The Vulture is the third full-length from Southern rockers Jet By Day. This established quartet has had the privilege to play alongside Cursive, Braid, and Hey Mercedes. With song titles like “The Vulture” and “The Buzzard,” a desert-like vibe is approached on the album. The band plays a dark and desperate take on indie rock, but the result is only mildly interesting.

Starting off with a yawn is “In Remission,” essentially a two-minute synth introduction. This bleeds into the next track, but is thankfully replaced with actual music. “I Want to Hold Your Handgun” officially begins the actual rock, and the vocals sound amazingly earnest. Heavy guitars slowly churn behind the passionate singing, adding a decent amount of texture. There is a distinct lack of a memorable guitar hook on this song, and by the end I felt relieved it was over. I guess that means I’m going to have to add this to the filler department. The painfully repetitive “We’re Levitating” and vintage overkill on “Son’s of Privilege” are two further sources of blandness.
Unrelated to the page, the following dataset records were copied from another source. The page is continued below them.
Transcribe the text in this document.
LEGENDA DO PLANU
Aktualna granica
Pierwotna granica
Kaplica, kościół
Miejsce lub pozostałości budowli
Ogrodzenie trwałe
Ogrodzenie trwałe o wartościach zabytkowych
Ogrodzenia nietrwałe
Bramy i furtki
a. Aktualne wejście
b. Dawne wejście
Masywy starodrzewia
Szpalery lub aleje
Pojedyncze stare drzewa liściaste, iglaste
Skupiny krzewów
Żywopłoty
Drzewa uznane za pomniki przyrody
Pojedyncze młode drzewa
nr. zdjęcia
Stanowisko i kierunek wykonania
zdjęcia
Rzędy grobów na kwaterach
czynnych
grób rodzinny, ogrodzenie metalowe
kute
There are a couple really standout songs that do salvage the boring stuff. “O’ Salvation” has a catchy chord progression, some eerie fuzzed-out leads, and also a stuck-in-your-head vocal hook. “Paperweights” is an upbeat foray into dance-rock territory, with jumpy leads and a loud bass. The title track is probably the best candidate for a single, with its abundance of guitar activity and unharnessed energy (note the screaming at the end). “The Vulture” best displays the band’s classic rock influence, with guitar leads in excess. Finally, there’s one more notable highlight near the end. “Done Dressed Up” is a straight-forward, guns-ablazing rocker that should have ended the CD. Instead, Jet By Day closes with “The Buzzard,” a lengthy attempt at epic rock. It sounds like a boring The Life and Times song, which is exactly how those Midwesterners close their own EP (The Flat End of the Earth).

Because about half of these 11 tracks overshadow the rest, the rest simply remain mediocre songs. I can’t really see myself listening to this much down the road, so I can’t recommend it either. This could have been condensed into a much better release as a five-song EP. Unfortunately, they made it a full-length, and it’s full of filler.